The movie Soldiers of Conscience a few years ago, with the corporation of the Army present an outstanding understanding of how military training and experience and activities like reflexive killing, killing without conscience, come into direct conflict with one’s conscience and values thus radically changing the brain. But this is information that people do not want to know’ even some so called peacemakers refuse to watch the movie while others just ignore it.
Talking with persons in the military and veterans does not lead to a common political opinion about the military and war but it does lead one to an understanding of how training in violence changes a person.
In the late sixties I spend a year in prison, mostly maximum security, for resistance to the Selective Service system and the Vietnam War as part of the Milwaukee 14 action of destroying 1A selective service files. At the time destroying these records that forced young men to put in a position “to kill or be killed” seem natural. Now talking with these soldiers and veterans I realize how unnatural it is to be trained to kill another human being due to orders, instinct or self defense.
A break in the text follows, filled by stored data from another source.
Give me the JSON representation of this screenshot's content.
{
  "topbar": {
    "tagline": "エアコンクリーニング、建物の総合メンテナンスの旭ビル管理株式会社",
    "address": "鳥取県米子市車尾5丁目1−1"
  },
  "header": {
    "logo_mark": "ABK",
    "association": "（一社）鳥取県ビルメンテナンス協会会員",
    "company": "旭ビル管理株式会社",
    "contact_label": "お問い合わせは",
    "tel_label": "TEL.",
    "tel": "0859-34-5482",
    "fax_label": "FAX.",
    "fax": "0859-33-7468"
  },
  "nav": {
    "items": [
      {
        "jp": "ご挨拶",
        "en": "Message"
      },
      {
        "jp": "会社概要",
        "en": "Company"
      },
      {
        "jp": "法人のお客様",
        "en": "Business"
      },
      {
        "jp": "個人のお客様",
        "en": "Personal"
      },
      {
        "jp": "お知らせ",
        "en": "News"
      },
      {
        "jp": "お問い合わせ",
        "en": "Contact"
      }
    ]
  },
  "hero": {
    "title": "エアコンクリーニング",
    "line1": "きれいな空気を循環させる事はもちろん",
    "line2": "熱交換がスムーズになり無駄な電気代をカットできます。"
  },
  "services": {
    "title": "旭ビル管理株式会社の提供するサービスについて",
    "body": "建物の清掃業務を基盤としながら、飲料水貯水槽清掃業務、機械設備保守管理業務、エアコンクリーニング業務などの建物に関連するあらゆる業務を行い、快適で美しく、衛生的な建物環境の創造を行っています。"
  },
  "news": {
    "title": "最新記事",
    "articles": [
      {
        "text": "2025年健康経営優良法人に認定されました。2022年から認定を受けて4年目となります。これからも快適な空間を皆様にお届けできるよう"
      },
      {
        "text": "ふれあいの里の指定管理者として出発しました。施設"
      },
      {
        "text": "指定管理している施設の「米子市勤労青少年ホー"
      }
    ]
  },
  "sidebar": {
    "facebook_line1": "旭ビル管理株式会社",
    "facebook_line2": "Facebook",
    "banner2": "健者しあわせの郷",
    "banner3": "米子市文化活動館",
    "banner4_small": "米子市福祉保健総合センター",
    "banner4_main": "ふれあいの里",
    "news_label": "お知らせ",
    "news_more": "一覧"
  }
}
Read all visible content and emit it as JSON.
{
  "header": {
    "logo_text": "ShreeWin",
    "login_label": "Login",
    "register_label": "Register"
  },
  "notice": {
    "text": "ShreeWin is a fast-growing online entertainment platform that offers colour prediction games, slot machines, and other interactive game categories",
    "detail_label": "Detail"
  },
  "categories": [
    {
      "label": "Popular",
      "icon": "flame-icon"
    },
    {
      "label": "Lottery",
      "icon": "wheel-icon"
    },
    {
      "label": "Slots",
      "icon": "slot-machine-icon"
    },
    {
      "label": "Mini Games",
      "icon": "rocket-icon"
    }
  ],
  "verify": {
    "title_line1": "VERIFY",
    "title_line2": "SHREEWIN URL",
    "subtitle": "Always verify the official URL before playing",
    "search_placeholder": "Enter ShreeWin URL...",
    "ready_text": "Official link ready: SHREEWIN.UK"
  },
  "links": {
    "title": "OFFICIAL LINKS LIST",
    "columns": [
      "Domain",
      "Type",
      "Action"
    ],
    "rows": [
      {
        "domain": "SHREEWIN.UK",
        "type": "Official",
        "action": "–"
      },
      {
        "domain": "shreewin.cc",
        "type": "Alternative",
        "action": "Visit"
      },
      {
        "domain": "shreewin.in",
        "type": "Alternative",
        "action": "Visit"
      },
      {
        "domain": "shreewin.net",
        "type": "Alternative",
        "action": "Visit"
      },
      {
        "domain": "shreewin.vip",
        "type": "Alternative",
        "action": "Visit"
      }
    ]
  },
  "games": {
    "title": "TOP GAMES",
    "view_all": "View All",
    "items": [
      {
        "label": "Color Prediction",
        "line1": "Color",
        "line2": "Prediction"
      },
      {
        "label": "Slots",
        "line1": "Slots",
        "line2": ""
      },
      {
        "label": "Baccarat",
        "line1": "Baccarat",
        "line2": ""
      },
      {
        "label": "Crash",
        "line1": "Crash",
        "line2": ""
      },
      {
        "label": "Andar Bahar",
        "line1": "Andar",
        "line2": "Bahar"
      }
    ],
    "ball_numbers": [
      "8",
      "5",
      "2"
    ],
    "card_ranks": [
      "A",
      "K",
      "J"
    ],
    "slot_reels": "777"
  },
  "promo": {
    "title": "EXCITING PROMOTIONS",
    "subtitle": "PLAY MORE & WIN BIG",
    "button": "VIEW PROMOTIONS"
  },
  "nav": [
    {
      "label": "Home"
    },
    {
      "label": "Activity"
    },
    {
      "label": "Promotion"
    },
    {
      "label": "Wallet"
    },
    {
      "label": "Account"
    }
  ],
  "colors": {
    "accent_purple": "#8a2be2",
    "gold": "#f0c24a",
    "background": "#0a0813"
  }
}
Studies have been done by military and others showing how deeply killing one, even in self defense, affects the human mind and how even the training to kill reflexively can damage a mind. My time in prison was a life changing experience but an uplifting one. I do not know of any soldier or veteran that can say that. Many have survived but all seem to be effected by military training. As the stepmother of the man who recently shot and killed Sikhs praying in a temple said: “He was a completely different person after leaving or being forced out of the military.” He as a young man who had friends of different races and after the military he was full of hate and became a white supremeness.
When someone who is trained to kill human beings reflexively or, even worst, does it, there is something deeply affected in his brain, body and soul. To understand this is why we all need to say to Marquette University, an officer military base for Army, Navy/Marines and Air Force Teach War No More. Killing is not human.